WHITE PLAINS—As governments across the globe deal with the spread of the Novel Coronavirus—or COVID-19—the crisis hit home earlier this week when it was learned that an attorney from New Rochelle tested positive for the virus.
On March 4, Gov. Andrew Cuomo confirmed reports that in addition to the 50-year-old attorney, three members of his family and a neighbor have also tested positive for Novel Coronavirus.
While the federal and state governments continue to scramble to deal with the crisis, many real estate professionals are expressing fears that COVID-19 could possibly cause national and international markets to suffer at least in the short term.
The Federal Reserve on March 3 in a surprise move took action in direct response to the Coronavirus’ potential impact on the U.S. economy.
While noting that the fundamentals of the U.S. economy remain strong, the evolving risks to economic activity from the Coronavirus prompted the Federal Open Market Committee to lower the target range for the federal funds rate by 1/2 percentage point to a range of 1.0% to 1.25%.
Commercial brokerage firm CBRE in its “US Marketflash” report released on March 4, stated that the markets are pricing an additional 50 basis points in cuts before the end of the year by the Federal Reserve. The firm noted in its briefing that Fed Chairman Jerome Powell cited challenges for the travel industry and industries with global supply chains but noted that the extent of the impact remains highly uncertain.
“Monetary policy alone will not be enough to mute negative economic impacts from COVID-19. Additional policy responses—particularly from fiscal authorities—will be needed. To that end, the G7 finance ministers affirmed their ‘commitment to use all appropriate policy tools to achieve strong, sustainable growth and safeguard against downside risks.’ While G7 leaders did not announce any definitive plan of action, they have additional capacity to mitigate risks to the economy posed by the spread of COVID-19. At the outside, the lifting of trade tariffs is a possibility.”
Noting that commercial real estate fundamentals at the onset of the crisis were in an extremely strong position and labor markets very tight, CBRE expects companies will likely maintain employment through the crisis.
“Nevertheless, property markets will reflect the broader economy, which is expected to see a short-term slowdown. Should the spread of the virus prove to be only seasonal, impacts will lessen as the weather warms, allowing for stronger growth in the second half of the year,” CBRE states.
The firm also expects capital market transactions to slow at least in the short term, but that capital values will be resilient. “Additionally, there may be some impact on leasing, as decisions on new space are deferred until later in the year. With the 10-year Treasury trading at historically low levels—below 1% for the first time—low interest rates will be a positive factor for property markets,” CBRE states.
In terms of its views on COVID-19’s impact on individual markets, CBRE predicts:
“Hotels: There has been a reduction in business and leisure travel, both globally and domestically. Using the SARS pandemic of 2003 as an example, the hotel industry could be severely impacted for up to six months.

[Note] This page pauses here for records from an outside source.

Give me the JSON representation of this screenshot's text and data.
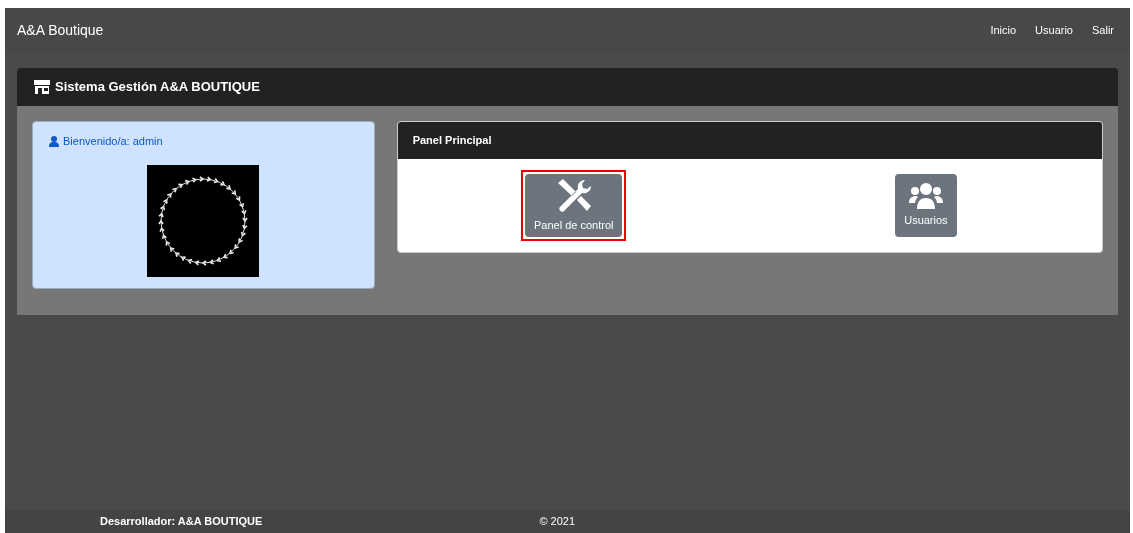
{
  "navbar": {
    "brand": "A&A Boutique",
    "links": [
      "Inicio",
      "Usuario",
      "Salir"
    ]
  },
  "header": {
    "title": "Sistema Gestión A&A BOUTIQUE"
  },
  "welcome": {
    "text": "Bienvenido/a: admin"
  },
  "panel": {
    "title": "Panel Principal",
    "buttons": [
      {
        "label": "Panel de control",
        "kind": "tools",
        "selected": true
      },
      {
        "label": "Usuarios",
        "kind": "users",
        "selected": false
      }
    ]
  },
  "footer": {
    "developer": "Desarrollador: A&A BOUTIQUE",
    "copyright": "© 2021"
  }
}
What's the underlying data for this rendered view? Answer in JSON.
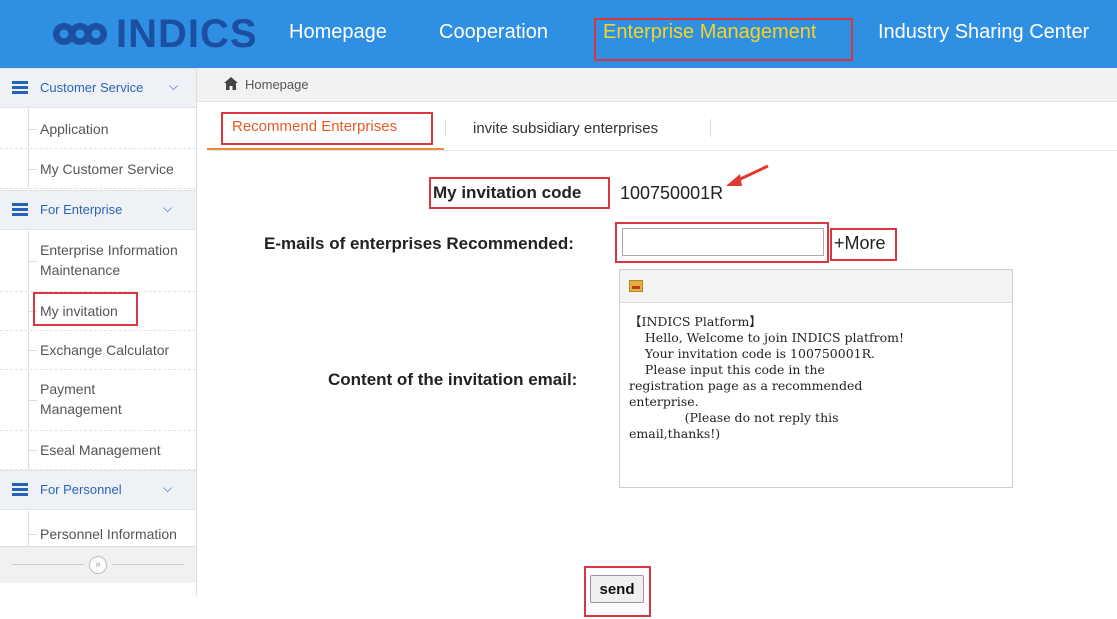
{
  "brand": {
    "logo_text": "INDICS"
  },
  "nav": {
    "items": [
      {
        "label": "Homepage"
      },
      {
        "label": "Cooperation"
      },
      {
        "label": "Enterprise Management"
      },
      {
        "label": "Industry Sharing Center"
      }
    ],
    "active_index": 2,
    "active_color": "#f5d327",
    "bar_color": "#2e8fe3"
  },
  "sidebar": {
    "groups": [
      {
        "label": "Customer Service",
        "items": [
          {
            "label": "Application"
          },
          {
            "label": "My Customer Service"
          }
        ]
      },
      {
        "label": "For Enterprise",
        "items": [
          {
            "label": "Enterprise Information Maintenance"
          },
          {
            "label": "My invitation"
          },
          {
            "label": "Exchange Calculator"
          },
          {
            "label": "Payment Management"
          },
          {
            "label": "Eseal Management"
          }
        ]
      },
      {
        "label": "For Personnel",
        "items": [
          {
            "label": "Personnel Information"
          }
        ]
      }
    ],
    "collapse_icon": "double-chevron-right-icon"
  },
  "breadcrumb": {
    "home_label": "Homepage",
    "icon": "home-icon"
  },
  "tabs": [
    {
      "label": "Recommend Enterprises",
      "active": true
    },
    {
      "label": "invite subsidiary enterprises",
      "active": false
    }
  ],
  "form": {
    "invitation_code_label": "My invitation code",
    "invitation_code_value": "100750001R",
    "emails_label": "E-mails of enterprises Recommended:",
    "emails_value": "",
    "more_label": "+More",
    "content_label": "Content of the invitation email:",
    "email_content": "【INDICS Platform】\n    Hello, Welcome to join INDICS platfrom!\n    Your invitation code is 100750001R.\n    Please input this code in the\nregistration page as a recommended\nenterprise.\n              (Please do not reply this\nemail,thanks!)",
    "send_label": "send"
  },
  "highlight_color": "#d9363e"
}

Retail: Near-term impacts will occur due to reductions in travel, particularly for food and beverage establishments, entertainment venues and fashion retailers. Omnichannel retailers could see some near-term upside as consumers avoid stores and shopping malls, but consumer sentiment may weigh on the sector over a longer period.

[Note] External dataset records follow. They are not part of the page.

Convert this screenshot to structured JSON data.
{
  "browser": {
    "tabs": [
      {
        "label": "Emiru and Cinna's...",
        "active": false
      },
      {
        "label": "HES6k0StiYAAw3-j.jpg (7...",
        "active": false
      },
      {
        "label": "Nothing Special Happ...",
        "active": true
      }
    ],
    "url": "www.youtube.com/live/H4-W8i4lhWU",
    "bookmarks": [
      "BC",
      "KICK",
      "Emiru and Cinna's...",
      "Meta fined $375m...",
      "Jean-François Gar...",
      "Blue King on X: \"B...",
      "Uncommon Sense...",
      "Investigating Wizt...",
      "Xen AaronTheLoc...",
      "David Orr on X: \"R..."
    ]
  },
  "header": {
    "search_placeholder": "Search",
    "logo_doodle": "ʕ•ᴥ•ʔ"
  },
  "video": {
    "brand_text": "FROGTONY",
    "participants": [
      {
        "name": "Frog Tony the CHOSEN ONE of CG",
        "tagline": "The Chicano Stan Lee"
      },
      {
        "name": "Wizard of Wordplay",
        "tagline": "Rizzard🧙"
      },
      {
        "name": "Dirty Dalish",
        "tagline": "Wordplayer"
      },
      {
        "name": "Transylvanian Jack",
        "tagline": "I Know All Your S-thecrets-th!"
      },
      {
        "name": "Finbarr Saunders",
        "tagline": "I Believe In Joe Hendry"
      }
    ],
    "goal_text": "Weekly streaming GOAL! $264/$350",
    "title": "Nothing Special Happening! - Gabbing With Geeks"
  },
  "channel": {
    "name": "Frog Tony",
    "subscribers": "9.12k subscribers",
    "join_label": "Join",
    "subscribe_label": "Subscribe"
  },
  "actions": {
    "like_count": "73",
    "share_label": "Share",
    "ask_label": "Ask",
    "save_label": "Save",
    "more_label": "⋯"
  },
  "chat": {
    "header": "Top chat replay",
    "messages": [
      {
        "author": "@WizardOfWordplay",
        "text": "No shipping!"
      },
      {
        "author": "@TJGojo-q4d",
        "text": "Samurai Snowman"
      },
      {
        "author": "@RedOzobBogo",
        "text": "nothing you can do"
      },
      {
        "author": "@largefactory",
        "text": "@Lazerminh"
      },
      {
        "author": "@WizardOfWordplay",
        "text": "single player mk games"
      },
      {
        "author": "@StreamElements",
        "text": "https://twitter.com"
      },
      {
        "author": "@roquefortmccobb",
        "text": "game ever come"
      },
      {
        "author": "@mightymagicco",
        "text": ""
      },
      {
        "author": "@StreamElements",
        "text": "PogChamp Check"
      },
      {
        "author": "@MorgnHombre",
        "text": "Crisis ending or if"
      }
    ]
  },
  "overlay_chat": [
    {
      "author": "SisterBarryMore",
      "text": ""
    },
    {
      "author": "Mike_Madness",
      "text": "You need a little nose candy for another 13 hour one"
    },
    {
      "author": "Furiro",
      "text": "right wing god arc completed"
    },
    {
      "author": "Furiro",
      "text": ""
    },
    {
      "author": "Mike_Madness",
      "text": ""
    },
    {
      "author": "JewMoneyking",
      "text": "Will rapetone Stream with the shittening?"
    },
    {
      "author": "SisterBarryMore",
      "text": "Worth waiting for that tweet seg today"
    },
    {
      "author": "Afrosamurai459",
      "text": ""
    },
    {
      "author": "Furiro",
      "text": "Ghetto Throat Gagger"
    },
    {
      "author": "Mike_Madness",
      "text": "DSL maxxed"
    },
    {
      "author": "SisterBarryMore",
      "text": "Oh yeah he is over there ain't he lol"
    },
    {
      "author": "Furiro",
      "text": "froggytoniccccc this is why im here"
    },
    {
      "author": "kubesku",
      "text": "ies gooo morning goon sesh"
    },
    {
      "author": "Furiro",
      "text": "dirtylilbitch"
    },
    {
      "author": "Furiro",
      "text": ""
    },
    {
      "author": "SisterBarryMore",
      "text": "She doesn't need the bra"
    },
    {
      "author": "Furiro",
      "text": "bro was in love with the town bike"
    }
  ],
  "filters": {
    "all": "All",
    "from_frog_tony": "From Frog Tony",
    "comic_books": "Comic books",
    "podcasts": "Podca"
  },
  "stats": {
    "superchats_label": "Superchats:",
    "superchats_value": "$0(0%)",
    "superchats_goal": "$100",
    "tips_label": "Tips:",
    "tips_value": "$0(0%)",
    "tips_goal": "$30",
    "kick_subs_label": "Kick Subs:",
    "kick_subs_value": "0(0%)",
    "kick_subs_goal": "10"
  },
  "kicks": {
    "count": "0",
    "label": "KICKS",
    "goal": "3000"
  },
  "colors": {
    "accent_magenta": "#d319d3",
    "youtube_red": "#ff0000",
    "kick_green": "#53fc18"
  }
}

Industrial: Manufacturing and distribution facilities may be impacted by lack of inventory as supply chains are disrupted. Broader economic impacts could further weigh on the industrial sector as reductions in both supply and demand ripple across the economy. Conversely, if the virus prompts more people to shop for goods and food online, this would bolster demand for last-mile distribution space.
Office and Multifamily: Impacts on fundamentals in these sectors likely will be secondary and more closely associated with overall economic activity.
Construction: Building material supply chains are being affected with significant backlogs at Chinese ports. Imports from other parts of Asia are also being impacted. Multifamily construction likely will feel the most acute effects due to the importance of Asian-sourced materials for residential construction.’
CBRE predicts that downside risks have increased as COVID-19 spreads worldwide and that market volatility is a threat to consumer confidence, which has been critical to the economic growth the U.S. has experienced in the past year
“It is unlikely that confidence will return until the spread of COVID-19 is contained, which is why the Fed acted urgently today,” CBRE states. “Furthermore, fiscal and monetary policymakers retain significant capacity to act forcefully in response to additional downside risks posed by this evolving threat to economic activity. In the long term, pent-up demand and the lagged effects of monetary policy should provide significant tailwinds to the global economy.”